Pfsense, alias and subdomains needed

kranzfr3d

hello folks,

this is my first post and i have have trouble configuring this, so hopefully i had hit the right forum for my question:

my goal is an proxy-server without caching functionalty, something like a (surf-)gateway only.
this makes sense, because i want to block all outbound except some internet sites, two of them need https!
so squid is wrong for my configuration, right?

my configuration works, but no subdomains are working :(
for example:
working:
http://domain.org
http://www.domain.org/someurl
https://domain.org
https://www.domain.org/someurl

not working:
http://subdomain.domain.org
https://subdomain.domain.org

this is my configuration:
i installed a new "clean" pfsense, latest version
under Firewall–> Alias: i configured as alias (hosts) something like "www.domain.org" (without ""), description named here  "destinationALIAS"
under Firewall--> Rules--> LAN:
i deactivated the standard ipv4 and ipv6 rules
i created a new rule:
Action: Pass
interface: LAN
protocol: any
source: any
port: any
destination: single host or alias - name choosen "destinationALIAS"

but why i cannot use subdomains? they are blocked....
i prefer to use as alias "*.domain.org" or "*domain.org", but its rejected.

if you need detailed informations i can them deliver tomorrow, but please help me out... thanks!
is there a simple way to get subdomains working?

gr33z

edit: configuration specified

podilarius

I use

.*domain.org

in my ACLs.

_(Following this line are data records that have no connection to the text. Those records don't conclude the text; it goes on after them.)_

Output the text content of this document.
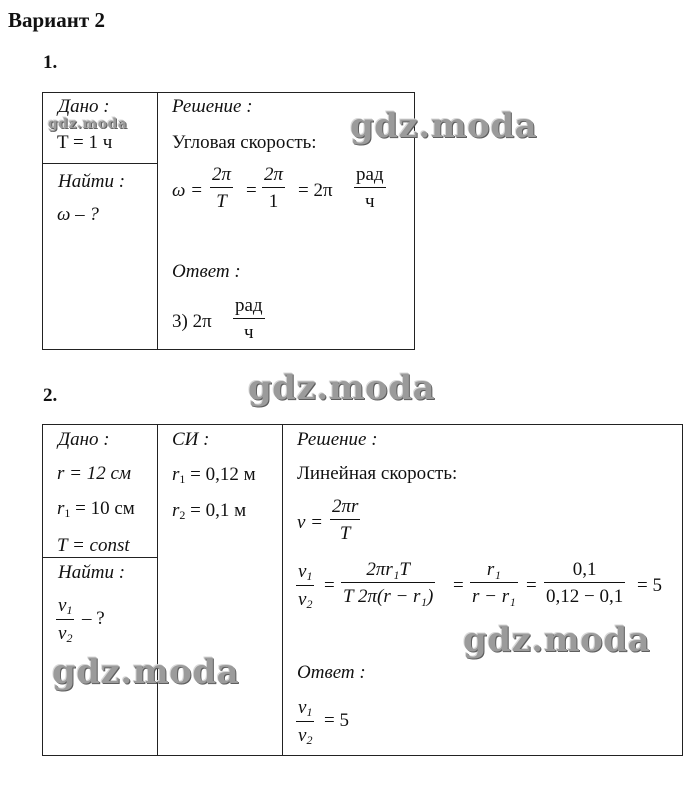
Вариант 2
1.
Дано :
gdz.moda
T = 1 ч
Найти :
ω – ?
Решение :
Угловая скорость:
ω =
2π
T
=
2π
1
= 2π
рад
ч
Ответ :
3) 2π
рад
ч
gdz.moda
gdz.moda
2.
Дано :
r = 12 см
$r_1 = 10$ см
T = const
Найти :
$v_1$
$v_2$
– ?
gdz.moda
СИ :
$r_1 = 0,12$ м
$r_2 = 0,1$ м
Решение :
Линейная скорость:
v =
2πr
T
$v_1$
$v_2$
=
2πr₁T
T 2π(r − r₁)
=
r₁
r − r₁
=
0,1
0,12 − 0,1
= 5
gdz.moda
Ответ :
$v_1$
$v_2$
= 5
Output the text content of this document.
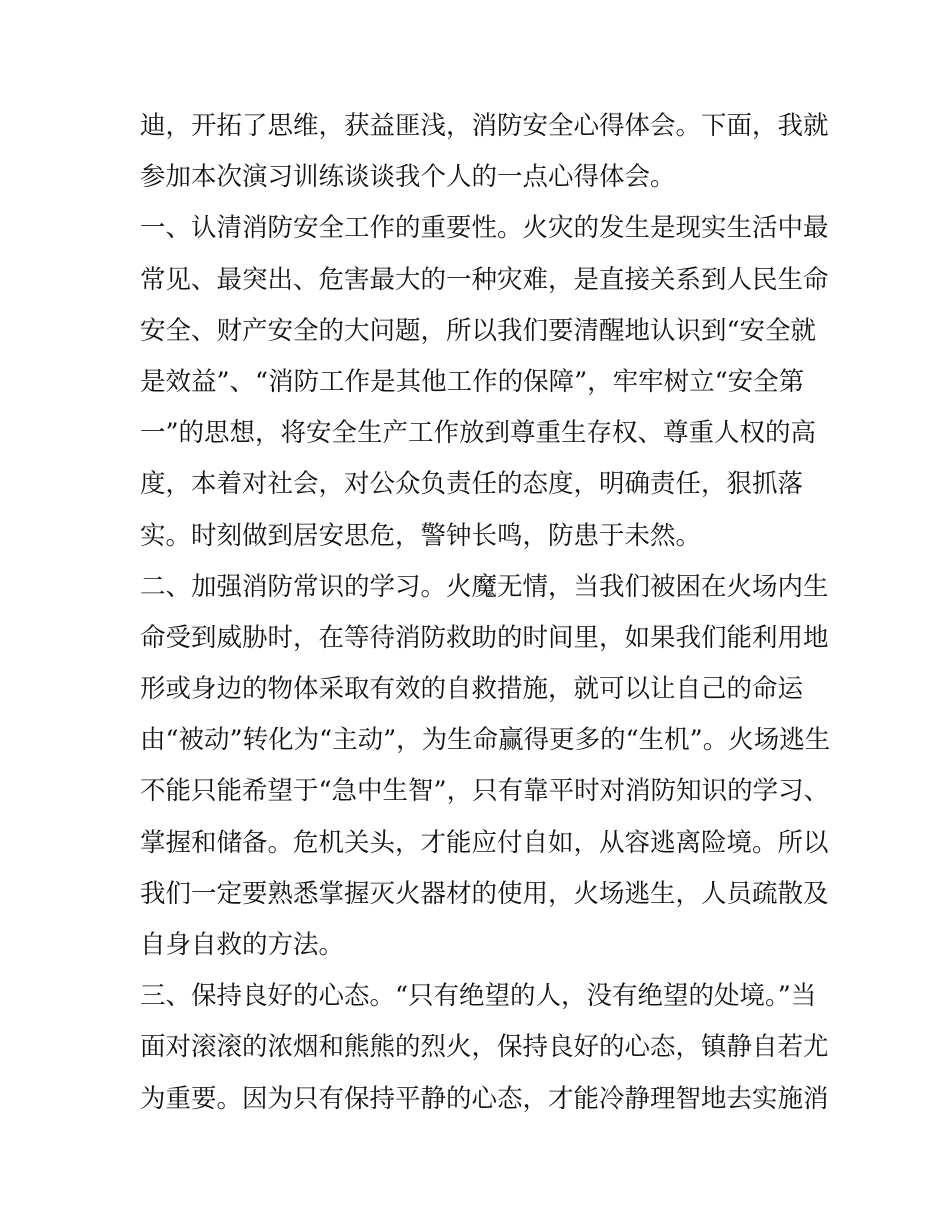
迪，开拓了思维，获益匪浅，消防安全心得体会。下面，我就
参加本次演习训练谈谈我个人的一点心得体会。
一、认清消防安全工作的重要性。火灾的发生是现实生活中最
常见、最突出、危害最大的一种灾难，是直接关系到人民生命
安全、财产安全的大问题，所以我们要清醒地认识到“安全就
是效益”、“消防工作是其他工作的保障”，牢牢树立“安全第
一”的思想，将安全生产工作放到尊重生存权、尊重人权的高
度，本着对社会，对公众负责任的态度，明确责任，狠抓落
实。时刻做到居安思危，警钟长鸣，防患于未然。
二、加强消防常识的学习。火魔无情，当我们被困在火场内生
命受到威胁时，在等待消防救助的时间里，如果我们能利用地
形或身边的物体采取有效的自救措施，就可以让自己的命运
由“被动”转化为“主动”，为生命赢得更多的“生机”。火场逃生
不能只能希望于“急中生智”，只有靠平时对消防知识的学习、
掌握和储备。危机关头，才能应付自如，从容逃离险境。所以
我们一定要熟悉掌握灭火器材的使用，火场逃生，人员疏散及
自身自救的方法。
三、保持良好的心态。“只有绝望的人，没有绝望的处境。”当
面对滚滚的浓烟和熊熊的烈火，保持良好的心态，镇静自若尤
为重要。因为只有保持平静的心态，才能冷静理智地去实施消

This takes care of any domain and subdomain.
How are you blocking or allowing secure http (https)?

kranzfr3d

Hello podilarius,

thanks for your reply!

In your ACL? Do you mean a configuration with squid? i dont want to use squid :(
I got secure http (https) not to work with squid…so i dont want to block it.

I tried to use your pattern ".*domain.org" (without "") as Alias (Firewall --> Alias) as Host - but it isn't accepted, too :(
Error:
The following input errors were detected:

.*domain.org is not a valid host alias.

gr33z

podilarius

Yes. I was talking about squid config. Wildcards are not permitted in FW rules or Aliases to my knowledge. Firewall rules must resolve to something. As far as I know only the proxy software is smart enough for that. You might be able to use snort, but I have not messed with that in a long time.

kranzfr3d

Hello again,

ok, so if i'm using squid3x, then https-sites are not working - can you give me hints for that, please?

gr33z

podilarius

according to the proxy config, you can use a man-in-the-middle approach. It requires that you setup a WPAD/PAC in DNS or DHCP. This is new to me, but reading up on it looks promising. I am using my proxy only as a way to control site my girls should not be seeing. They can get to https sites though. This might be a way to circumvent that limitation.
Please post if you have any success, if you use it.